Run experiment and collect metrics

rows = []
for d in dims:
    # 1) Sample points in [0,1]^d
    X = torch.rand(n, d)

    # 2) Pairwise distances and NN stats
    D = pairwise_distances(X)
    tri = torch.triu_indices(n, n, offset=1)
    pdists = D[tri[0], tri[1]]
    pair_mean = pdists.mean().item()
    pair_std = pdists.std(unbiased=False).item()
    pair_cv = pair_std / (pair_mean + 1e-12)

    nn = nearest_neighbor_distances(D)
    mean_nn = nn.mean().item()
    median_nn = nn.median().item()

    # 3) Fraction inside ball around center
    center = torch.full((d,), 0.5)
    dist_to_center = torch.linalg.norm(X - center, dim=1)
    frac_in_ball = (dist_to_center <= r_center).float().mean().item()
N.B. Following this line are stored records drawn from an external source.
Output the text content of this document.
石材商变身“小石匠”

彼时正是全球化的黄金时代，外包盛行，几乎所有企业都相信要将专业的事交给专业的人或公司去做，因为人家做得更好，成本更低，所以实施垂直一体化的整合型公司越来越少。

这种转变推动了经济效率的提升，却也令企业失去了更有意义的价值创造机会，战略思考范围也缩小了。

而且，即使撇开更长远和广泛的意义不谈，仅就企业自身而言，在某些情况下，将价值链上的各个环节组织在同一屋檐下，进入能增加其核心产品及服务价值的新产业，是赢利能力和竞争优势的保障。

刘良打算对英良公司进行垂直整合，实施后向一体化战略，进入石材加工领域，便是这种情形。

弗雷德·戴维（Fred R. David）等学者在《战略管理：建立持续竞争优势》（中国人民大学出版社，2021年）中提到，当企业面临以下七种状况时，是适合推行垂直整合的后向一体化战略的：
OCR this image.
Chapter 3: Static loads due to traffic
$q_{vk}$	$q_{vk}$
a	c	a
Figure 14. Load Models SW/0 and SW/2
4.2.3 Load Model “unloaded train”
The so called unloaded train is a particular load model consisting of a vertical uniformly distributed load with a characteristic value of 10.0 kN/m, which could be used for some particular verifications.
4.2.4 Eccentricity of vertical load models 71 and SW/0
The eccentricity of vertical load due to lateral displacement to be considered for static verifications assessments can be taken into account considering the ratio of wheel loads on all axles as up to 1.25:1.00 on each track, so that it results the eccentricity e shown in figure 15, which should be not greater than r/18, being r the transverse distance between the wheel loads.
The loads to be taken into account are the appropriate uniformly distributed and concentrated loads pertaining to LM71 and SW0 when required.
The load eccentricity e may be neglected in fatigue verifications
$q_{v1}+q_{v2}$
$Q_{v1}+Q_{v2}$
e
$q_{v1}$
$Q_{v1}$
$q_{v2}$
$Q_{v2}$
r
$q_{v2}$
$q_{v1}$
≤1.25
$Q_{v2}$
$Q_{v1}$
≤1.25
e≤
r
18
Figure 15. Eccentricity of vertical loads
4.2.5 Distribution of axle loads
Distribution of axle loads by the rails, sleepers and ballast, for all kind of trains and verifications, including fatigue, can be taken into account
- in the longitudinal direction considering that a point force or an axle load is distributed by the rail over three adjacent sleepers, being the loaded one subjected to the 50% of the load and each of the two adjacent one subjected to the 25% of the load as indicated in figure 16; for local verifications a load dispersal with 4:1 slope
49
    # 4) Average neighbors within fixed radius
    within = (D <= r_neighbors).float()
    within.fill_diagonal_(0.0)
    avg_neighbors = within.sum(dim=1).mean().item()

    rows.append(
        {
            "d": d,
            "mean_NN": mean_nn,
            "median_NN": median_nn,
            "pair_mean": pair_mean,
            "pair_std": pair_std,
            "pair_CV": pair_cv,
            f"frac_in_ball(r={r_center})": frac_in_ball,
            f"avg_neighbors(r={r_neighbors})": avg_neighbors,
            "n": n,
        }
    )

df = pd.DataFrame(rows)
df
d mean_NN median_NN pair_mean pair_std pair_CV frac_in_ball(r=0.1) avg_neighbors(r=0.15) n
0 1 0.000402 0.000299 0.337809 0.238667 0.706515 0.199167 328.850006 1200
1 2 0.014385 0.013267 0.514249 0.244681 0.475803 0.031667 73.551666 1200
2 5 0.171974 0.171206 0.876517 0.248289 0.283267 0.000000 0.390000 1200
3 10 0.492865 0.494772 1.269582 0.245546 0.193407 0.000000 0.000000 1200
4 20 1.017114 1.018217 1.799921 0.243045 0.135031 0.000000 0.000000 1200
5 50 2.111619 2.115882 2.876143 0.241308 0.083900 0.000000 0.000000 1200
6 100 3.329890 3.332430 4.081142 0.239164 0.058602 0.000000 0.000000 1200

Save results to CSV

csv_path = "./high_dim_sparsity_metrics.csv"
df.to_csv(csv_path, index=False)
print("Saved:", csv_path)
Saved: ./high_dim_sparsity_metrics.csv

Plots

# 1) Mean NN distance vs d
plt.figure(figsize=(6, 4))
plt.plot(df["d"], df["mean_NN"], marker="o")
plt.xlabel("dimension d")
plt.ylabel("mean nearest-neighbor distance")
plt.title("Mean NN distance grows with dimension")
plt.show()

# 2) Coefficient of variation of pairwise distances vs d
plt.figure(figsize=(6, 4))
plt.plot(df["d"], df["pair_CV"], marker="o")
plt.xlabel("dimension d")
plt.ylabel("coeff. of variation of pairwise distances")
plt.title("Distance concentration (CV ↓) as dimension increases")
plt.show()

# 3) Fraction inside ball around center vs d
plt.figure(figsize=(6, 4))
plt.plot(df["d"], df[f"frac_in_ball(r={r_center})"], marker="o")
plt.xlabel("dimension d")
plt.ylabel(f"fraction inside ball (r={r_center}) around center")
plt.title("Local mass around center vanishes with dimension")
plt.show()

# 4) Average #neighbors within fixed radius vs d
plt.figure(figsize=(6, 4))
plt.plot(df["d"], df[f"avg_neighbors(r={r_neighbors})"], marker="o")
plt.xlabel("dimension d")
plt.ylabel(f"avg neighbors within r={r_neighbors}")
plt.title("Local neighborhoods empty in higher dimensions")
plt.show()

Interpretation

  • Nearest neighbors recede: The mean nearest-neighbor distance grows with (d), so “local” neighborhoods become larger in absolute terms.
  • Distances concentrate: The coefficient of variation (std/mean) of pairwise distances shrinks as (d) increases, so most pairs are at similar distances—no truly “close” neighbors.
  • Vanishing local mass: The fraction of samples in a fixed-radius ball around the center tends to 0 with increasing (d).
  • Empty neighborhoods: With a fixed small radius, the average number of neighbors within that radius drops steeply as (d) grows.

These effects illustrate the curse of dimensionality: methods reliant on local neighborhoods (kNN, kernels) become data-hungry; likewise, uncertainty estimates (e.g., MLE variance) inflate away from the rare dense pockets of data.